The Gap 2026 Q3 Earnings Net Income Falls 13.9% Despite Revenue Growth

Generated by AI AgentDaily EarningsReviewed byShunan Liu
Friday, Nov 21, 2025 6:20 am ET2min read
Aime RobotAime Summary

-

reported 3.0% revenue growth to $3.94B in Q3 2026, exceeding forecasts with Old Navy and Gap brands driving performance.

- Net income fell 13.9% to $236M amid margin pressures, while shares declined 5.06% weekly amid sector-wide market jitters.

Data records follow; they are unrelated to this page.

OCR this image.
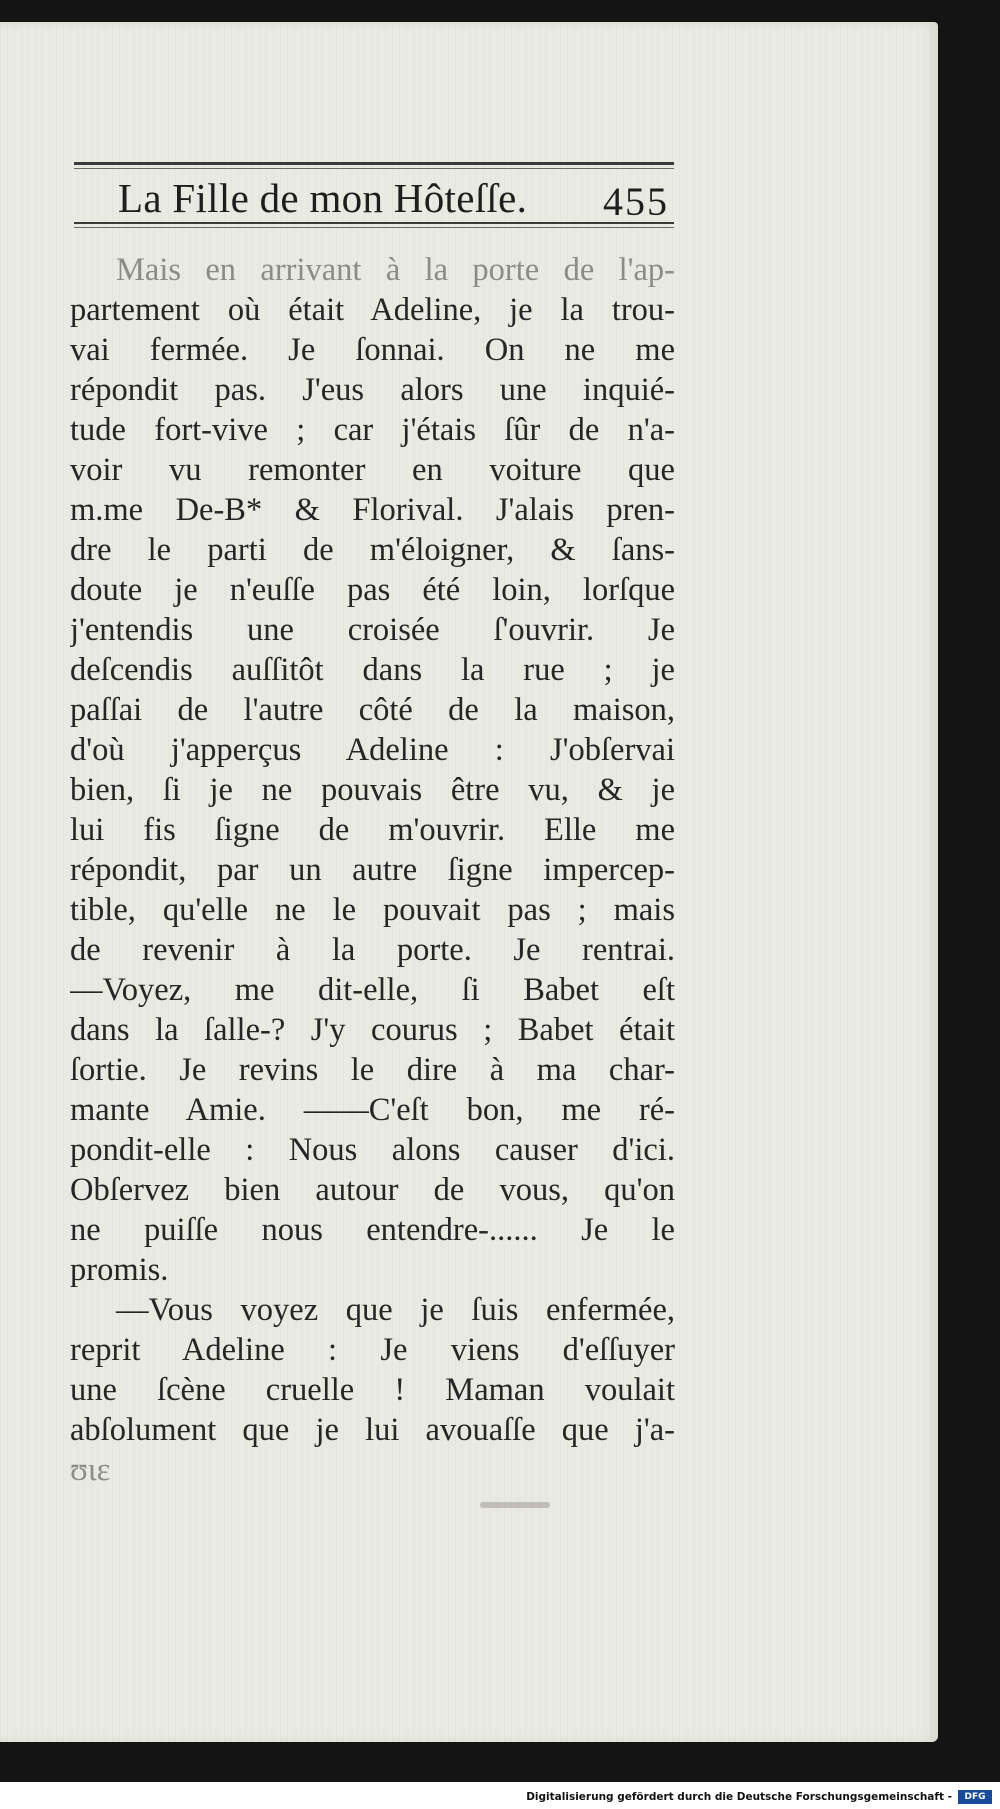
La Fille de mon Hôteſſe. 455
Mais en arrivant à la porte de l'ap-
partement où était Adeline, je la trou-
vai fermée. Je ſonnai. On ne me
répondit pas. J'eus alors une inquié-
tude fort-vive ; car j'étais ſûr de n'a-
voir vu remonter en voiture que
m.me De-B* & Florival. J'alais pren-
dre le parti de m'éloigner, & ſans-
doute je n'euſſe pas été loin, lorſque
j'entendis une croisée ſ'ouvrir. Je
deſcendis auſſitôt dans la rue ; je
paſſai de l'autre côté de la maison,
d'où j'apperçus Adeline : J'obſervai
bien, ſi je ne pouvais être vu, & je
lui fis ſigne de m'ouvrir. Elle me
répondit, par un autre ſigne impercep-
tible, qu'elle ne le pouvait pas ; mais
de revenir à la porte. Je rentrai.
—Voyez, me dit-elle, ſi Babet eſt
dans la ſalle-? J'y courus ; Babet était
ſortie. Je revins le dire à ma char-
mante Amie. ——C'eſt bon, me ré-
pondit-elle : Nous alons causer d'ici.
Obſervez bien autour de vous, qu'on
ne puiſſe nous entendre-...... Je le
promis.
—Vous voyez que je ſuis enfermée,
reprit Adeline : Je viens d'eſſuyer
une ſcène cruelle ! Maman voulait
abſolument que je lui avouaſſe que j'a-
ʊιε
Digitalisierung gefördert durch die Deutsche Forschungsgemeinschaft -	DFG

- CEO Dickson highlighted 5% comp sales growth and 7.2% operating margin guidance, prioritizing brand repositioning and $150M cost savings reinvestment.

- Strategic shifts include 3% China sourcing reduction by 2025,

collaborations, and expansion into affordable beauty to boost Gen Z engagement.

The

(GAP) reported fiscal 2026 Q3 earnings on Nov 20, 2025, with revenue rising 3.0% year-over-year to $3.94 billion, surpassing expectations. The company raised full-year guidance for net sales growth and operating margins, signaling confidence in its strategic initiatives.

Revenue

The Gap’s revenue growth was driven by strong performances across its core brands. Old Navy Global led the charge with $2.25 billion in revenue, while

Global segment contributed $951 million. Banana Republic Global added $464 million, and Athleta Global generated $257 million. Smaller segments, including other initiatives, accounted for $17 million, rounding out the total of $3.94 billion.

Earnings/Net Income

The company’s net income declined to $236 million in 2026 Q3, a 13.9% drop from $274 million in 2025 Q3. Earnings per share (EPS) fell 13.7% to $0.63, reflecting higher operating expenses and margin pressures. The earnings decline underscores challenges in maintaining profitability despite revenue growth.

Price Action

The stock price of The Gap has shown mixed performance post-earnings. During the latest trading day, it edged down 2.62%, while the full trading week saw a 5.06% decline. Month-to-date, the stock has rebounded slightly, climbing 3.92%.

Post-Earnings Price Action Review

Investor sentiment remained cautious following the earnings release, with the stock’s performance reflecting broader market uncertainties. The 5.06% weekly drop aligned with sector-wide declines in consumer discretionary and technology stocks amid skepticism about tech monetization and interest rate expectations. However, the 3.92% month-to-date gain suggests some resilience, particularly as the company’s guidance adjustments and strategic priorities—such as brand repositioning and supply chain optimization—garnered positive attention.

CEO Commentary

Richard Dickson highlighted Q3’s 5% comp sales growth, driven by Old Navy, Gap, and Banana Republic. Strategic priorities included maintaining an 8.5% operating margin and a $2.5 billion cash balance. Athleta’s 11% sales decline remains a focus area, with plans to reposition the brand. Leadership emphasized optimism about holiday sales and collaborations with Disney and Anna Sui to enhance cultural relevance.

Guidance

The company raised full-year 2025 net sales growth to the high end of its previous 1.7–2% range and expects an operating margin of 7.2%. Tariff impacts are estimated at 100–110 bps annually, with mitigation strategies including sourcing and pricing adjustments. Gross margin is projected to see 50–60 bps of underlying expansion, while SG&A will leverage slightly, with $150 million in cost savings reinvested in growth areas like beauty.

Additional News

Recent non-earnings developments include The Gap’s expansion into affordable beauty and personal care, set for a fall 2025 launch. Collaborations with Disney, Netflix’s Stranger Things, and Universal’s Wicked have bolstered brand relevance, particularly among Gen Z. The company also launched campaigns like “Feels Like Gap” and “Get Loose with Troye Sivan” to drive engagement. CEO Richard Dickson reiterated plans to reduce reliance on China, with sourcing from the country expected to fall below 3% by 2025.